While some studies suggest that most Millennials have a good handle on student loan debt, the majority of Millennials have some of the highest rates of student loan debt in history.

Check out our study on average student loan debt by graduating class.

When it comes to money, millennials have some of the highest rates of student loan debt in history. The average millennial has more than $30,000 in student loans. Millennial student loan debt affects all of us because it has a direct impact on our economy.

Ultimately, these indebted students will see slower growth in their savings, causing further delays in starting a business, starting a family, or purchasing a home. Because the majority of these loans are federal loans, they will add to the total national debt.
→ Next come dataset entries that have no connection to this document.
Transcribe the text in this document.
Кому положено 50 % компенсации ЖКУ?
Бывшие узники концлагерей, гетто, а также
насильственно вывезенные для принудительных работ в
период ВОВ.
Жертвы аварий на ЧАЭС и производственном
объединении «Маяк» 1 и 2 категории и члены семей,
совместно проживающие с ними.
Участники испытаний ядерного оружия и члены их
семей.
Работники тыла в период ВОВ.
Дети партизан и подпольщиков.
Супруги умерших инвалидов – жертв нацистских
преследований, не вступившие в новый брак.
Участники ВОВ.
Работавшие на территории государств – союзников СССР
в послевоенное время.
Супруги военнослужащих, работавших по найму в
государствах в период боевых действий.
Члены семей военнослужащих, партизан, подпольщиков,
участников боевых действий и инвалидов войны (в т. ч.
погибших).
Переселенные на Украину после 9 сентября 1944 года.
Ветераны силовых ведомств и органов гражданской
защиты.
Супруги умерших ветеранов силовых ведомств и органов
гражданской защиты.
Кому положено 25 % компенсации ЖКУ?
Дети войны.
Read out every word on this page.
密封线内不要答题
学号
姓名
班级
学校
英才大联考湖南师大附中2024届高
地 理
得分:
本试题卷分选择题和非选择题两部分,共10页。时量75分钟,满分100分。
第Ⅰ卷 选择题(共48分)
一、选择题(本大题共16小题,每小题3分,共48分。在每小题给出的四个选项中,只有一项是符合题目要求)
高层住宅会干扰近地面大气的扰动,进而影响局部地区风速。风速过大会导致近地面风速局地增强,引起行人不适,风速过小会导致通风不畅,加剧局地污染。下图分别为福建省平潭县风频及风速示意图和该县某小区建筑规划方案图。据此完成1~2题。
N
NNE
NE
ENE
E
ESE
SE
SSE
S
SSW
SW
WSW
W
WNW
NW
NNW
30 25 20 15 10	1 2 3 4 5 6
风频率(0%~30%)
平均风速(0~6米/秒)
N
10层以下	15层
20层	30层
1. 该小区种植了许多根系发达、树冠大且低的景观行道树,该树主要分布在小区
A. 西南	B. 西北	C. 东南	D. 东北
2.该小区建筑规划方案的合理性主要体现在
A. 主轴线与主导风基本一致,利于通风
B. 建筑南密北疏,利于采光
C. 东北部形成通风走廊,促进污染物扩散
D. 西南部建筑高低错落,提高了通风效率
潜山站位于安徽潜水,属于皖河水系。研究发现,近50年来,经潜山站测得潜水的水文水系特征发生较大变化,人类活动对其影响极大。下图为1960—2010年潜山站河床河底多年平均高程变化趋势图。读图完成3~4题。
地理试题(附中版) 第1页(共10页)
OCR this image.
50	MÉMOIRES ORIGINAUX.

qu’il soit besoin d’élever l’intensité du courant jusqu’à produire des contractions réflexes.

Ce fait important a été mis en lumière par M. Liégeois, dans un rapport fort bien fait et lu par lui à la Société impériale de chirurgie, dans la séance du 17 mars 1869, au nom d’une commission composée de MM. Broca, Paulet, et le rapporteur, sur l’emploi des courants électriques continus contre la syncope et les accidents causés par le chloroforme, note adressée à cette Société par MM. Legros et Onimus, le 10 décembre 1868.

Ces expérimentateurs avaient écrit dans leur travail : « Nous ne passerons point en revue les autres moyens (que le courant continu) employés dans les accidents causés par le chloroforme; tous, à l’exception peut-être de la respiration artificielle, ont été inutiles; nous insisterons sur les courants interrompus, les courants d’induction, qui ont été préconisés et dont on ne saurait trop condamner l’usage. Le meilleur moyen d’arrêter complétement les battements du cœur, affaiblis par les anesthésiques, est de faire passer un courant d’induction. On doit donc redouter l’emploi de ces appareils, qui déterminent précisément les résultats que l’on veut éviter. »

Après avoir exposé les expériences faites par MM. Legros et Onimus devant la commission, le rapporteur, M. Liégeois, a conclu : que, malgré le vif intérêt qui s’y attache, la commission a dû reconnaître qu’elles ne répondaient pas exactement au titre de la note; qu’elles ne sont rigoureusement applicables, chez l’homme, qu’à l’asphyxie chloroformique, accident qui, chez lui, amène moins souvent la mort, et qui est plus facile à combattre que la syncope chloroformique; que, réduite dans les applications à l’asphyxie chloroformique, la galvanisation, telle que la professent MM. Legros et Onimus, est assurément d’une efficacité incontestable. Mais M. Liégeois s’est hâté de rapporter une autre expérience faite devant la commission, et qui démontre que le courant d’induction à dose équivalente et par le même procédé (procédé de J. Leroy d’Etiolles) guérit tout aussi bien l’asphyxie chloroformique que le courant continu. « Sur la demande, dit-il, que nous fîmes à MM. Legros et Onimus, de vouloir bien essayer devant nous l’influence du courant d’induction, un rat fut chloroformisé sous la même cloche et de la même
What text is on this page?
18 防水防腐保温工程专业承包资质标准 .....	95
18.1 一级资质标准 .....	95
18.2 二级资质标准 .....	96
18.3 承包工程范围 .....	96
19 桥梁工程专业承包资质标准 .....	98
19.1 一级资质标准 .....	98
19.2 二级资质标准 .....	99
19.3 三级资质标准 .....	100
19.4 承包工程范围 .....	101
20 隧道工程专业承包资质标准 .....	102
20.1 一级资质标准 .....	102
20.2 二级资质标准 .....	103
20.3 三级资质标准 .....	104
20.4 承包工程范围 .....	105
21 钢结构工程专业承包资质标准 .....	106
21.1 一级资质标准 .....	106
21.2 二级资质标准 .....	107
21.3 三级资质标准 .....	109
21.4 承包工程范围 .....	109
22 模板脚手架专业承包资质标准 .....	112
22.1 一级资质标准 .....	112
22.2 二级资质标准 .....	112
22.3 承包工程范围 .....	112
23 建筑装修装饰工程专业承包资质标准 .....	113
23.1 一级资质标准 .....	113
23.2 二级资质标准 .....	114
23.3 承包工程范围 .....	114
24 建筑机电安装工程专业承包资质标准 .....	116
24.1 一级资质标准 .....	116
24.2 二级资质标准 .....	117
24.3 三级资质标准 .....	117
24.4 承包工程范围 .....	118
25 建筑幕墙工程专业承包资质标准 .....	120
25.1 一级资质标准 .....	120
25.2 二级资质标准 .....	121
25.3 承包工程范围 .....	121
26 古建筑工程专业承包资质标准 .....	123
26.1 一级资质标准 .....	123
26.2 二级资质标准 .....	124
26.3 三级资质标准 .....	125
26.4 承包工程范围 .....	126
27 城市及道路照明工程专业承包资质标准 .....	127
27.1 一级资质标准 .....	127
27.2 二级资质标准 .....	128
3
Some millennials have resorted to desperate measures, accepting low-wage jobs in hopes of student loan forgiveness, including seeking work at Red Lobster in the false hope of eliminating student debt. There is a wide range of Volunteer programs That offer student loan debt reduction, such as Americorpsthe Peace Corpsand specific occupational loan forgiveness programs. If you are serious about resolving your student loans and have aspirations for a career in public service, Public Service Loan Forgiveness Training will be a great asset to help you gain and maintain eligibility while getting your debt under control.

The final word

Whether you believe Millennials are financially responsible or not, the economic climate has created fertile ground for an increasing amount of debt of all types, including student loan debt. While coming of age during a recession undoubtedly impacts your spending habits, we’ve seen enough evidence on both sides to suggest that millennials are financially responsible yet still saddled with significant debt.